First, let me introduce default experimental settings. Given the CFG.DATASET_INPUT_LEN = 336 history data, the model (any model) will predict the future CFG.DATASET_OUTPUT_LEN = 336 data. Then, BasicTS will evaluate the performance of the model at horizon X. Here, CFG.TEST.EVALUATION_HORIZONS = [12, 24, 48, 96, 192, 288, 336] controls the X. After evaluating the performance at each horizon, BasicTS will also give the overall performance on all horizons. This is indeed a little bit different from the experimental settings of Informer and Autoformer.
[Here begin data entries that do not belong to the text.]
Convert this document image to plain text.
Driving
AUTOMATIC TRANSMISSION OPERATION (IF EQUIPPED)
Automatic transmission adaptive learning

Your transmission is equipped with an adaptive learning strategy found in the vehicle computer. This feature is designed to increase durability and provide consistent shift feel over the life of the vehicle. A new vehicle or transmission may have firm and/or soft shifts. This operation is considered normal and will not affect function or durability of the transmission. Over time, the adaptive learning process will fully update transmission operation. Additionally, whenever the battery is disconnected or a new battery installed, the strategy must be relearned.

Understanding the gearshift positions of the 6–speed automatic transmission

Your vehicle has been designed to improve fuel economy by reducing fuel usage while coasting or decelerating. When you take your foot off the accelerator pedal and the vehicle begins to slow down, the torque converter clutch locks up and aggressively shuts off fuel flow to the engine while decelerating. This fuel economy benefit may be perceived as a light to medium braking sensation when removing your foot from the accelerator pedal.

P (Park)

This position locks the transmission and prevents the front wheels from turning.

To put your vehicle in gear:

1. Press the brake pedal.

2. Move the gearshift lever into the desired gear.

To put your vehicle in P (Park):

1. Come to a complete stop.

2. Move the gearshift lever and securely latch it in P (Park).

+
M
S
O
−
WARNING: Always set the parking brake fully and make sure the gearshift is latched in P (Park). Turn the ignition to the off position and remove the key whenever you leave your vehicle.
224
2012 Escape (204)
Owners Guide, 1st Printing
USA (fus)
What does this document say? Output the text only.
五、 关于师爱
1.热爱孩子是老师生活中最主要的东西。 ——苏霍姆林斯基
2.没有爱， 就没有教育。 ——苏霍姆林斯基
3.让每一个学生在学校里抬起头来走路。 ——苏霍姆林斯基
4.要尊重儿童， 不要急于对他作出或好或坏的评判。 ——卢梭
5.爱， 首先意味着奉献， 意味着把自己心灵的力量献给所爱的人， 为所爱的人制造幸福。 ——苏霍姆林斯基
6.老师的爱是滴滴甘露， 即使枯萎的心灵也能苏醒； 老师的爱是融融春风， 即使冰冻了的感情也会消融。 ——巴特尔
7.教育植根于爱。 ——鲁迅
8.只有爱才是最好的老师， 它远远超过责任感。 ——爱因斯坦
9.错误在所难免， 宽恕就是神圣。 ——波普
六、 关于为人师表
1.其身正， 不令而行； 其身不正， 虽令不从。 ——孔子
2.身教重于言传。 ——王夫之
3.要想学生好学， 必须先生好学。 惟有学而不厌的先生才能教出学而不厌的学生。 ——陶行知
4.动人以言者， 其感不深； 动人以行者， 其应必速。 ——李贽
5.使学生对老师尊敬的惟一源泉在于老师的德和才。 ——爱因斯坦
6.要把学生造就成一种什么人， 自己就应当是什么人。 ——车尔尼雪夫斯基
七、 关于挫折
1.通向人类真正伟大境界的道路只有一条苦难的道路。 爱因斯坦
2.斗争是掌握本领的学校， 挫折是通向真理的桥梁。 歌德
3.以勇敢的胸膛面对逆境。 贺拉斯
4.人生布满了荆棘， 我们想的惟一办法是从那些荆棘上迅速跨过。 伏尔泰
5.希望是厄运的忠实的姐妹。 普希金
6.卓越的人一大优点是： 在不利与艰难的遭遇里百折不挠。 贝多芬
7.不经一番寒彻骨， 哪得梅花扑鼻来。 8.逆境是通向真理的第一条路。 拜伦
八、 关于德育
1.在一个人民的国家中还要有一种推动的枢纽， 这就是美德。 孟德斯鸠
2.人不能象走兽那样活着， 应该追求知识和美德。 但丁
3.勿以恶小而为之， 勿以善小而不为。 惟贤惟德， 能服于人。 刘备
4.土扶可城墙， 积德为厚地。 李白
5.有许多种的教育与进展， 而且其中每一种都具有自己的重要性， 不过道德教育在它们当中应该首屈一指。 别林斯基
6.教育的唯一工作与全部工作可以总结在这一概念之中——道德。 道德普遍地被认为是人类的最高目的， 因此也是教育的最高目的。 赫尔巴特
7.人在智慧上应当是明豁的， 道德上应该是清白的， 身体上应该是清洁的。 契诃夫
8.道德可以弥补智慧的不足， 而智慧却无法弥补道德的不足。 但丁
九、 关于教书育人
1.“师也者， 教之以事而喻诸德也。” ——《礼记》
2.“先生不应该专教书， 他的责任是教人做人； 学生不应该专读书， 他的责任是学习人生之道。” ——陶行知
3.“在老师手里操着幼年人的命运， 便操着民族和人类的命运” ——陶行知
Second, the difference in results comes from two aspects. On the one hand, Informer and Autoformer only used the first 20 months of the ETT data set, and BasicTS used the full amount of ETT data. You can find this in the dataset's description readme file. On the other hand, models such as Informer and Autoformer calculate the error on the normalized data, while BasicTS de-normalizes the prediction result to the original data space, and then calculates the error. The results obtained in this way are more intuitive and meaningful. Additionally, to ensure that the BasicTS implementation is correct, I have also tested the experimental settings used in Informer and Autoformer (i.e. using only the first 20 months of data, and calculating the error on the normalized data), and the experimental results is consistent with related papers.

Lip-Z commented 2 years ago

Thanks, it's very helpful !!!

zezhishao commented 2 years ago

Hi, Lip-Z @Lip-Z~ The datasets you asked about (ETT, Electricity, and Weather) have been added to BasicTS. Descriptions of these datasets can be found here. Kindly note that there are multiple versions of the Weather dataset in different papers, such as AutoFormer and Informer. I choose the AutoFormer version.

zezhishao commented 2 years ago

Long-term time series forecasting datasets ETT, Electricity, Weather, and ExchangeRate, have now been added to BasicTS. Long-term time series forecasting models Informer, Autoformer, FEDformer, Pyraformer, and Linear Family, have now been added to BasicTS.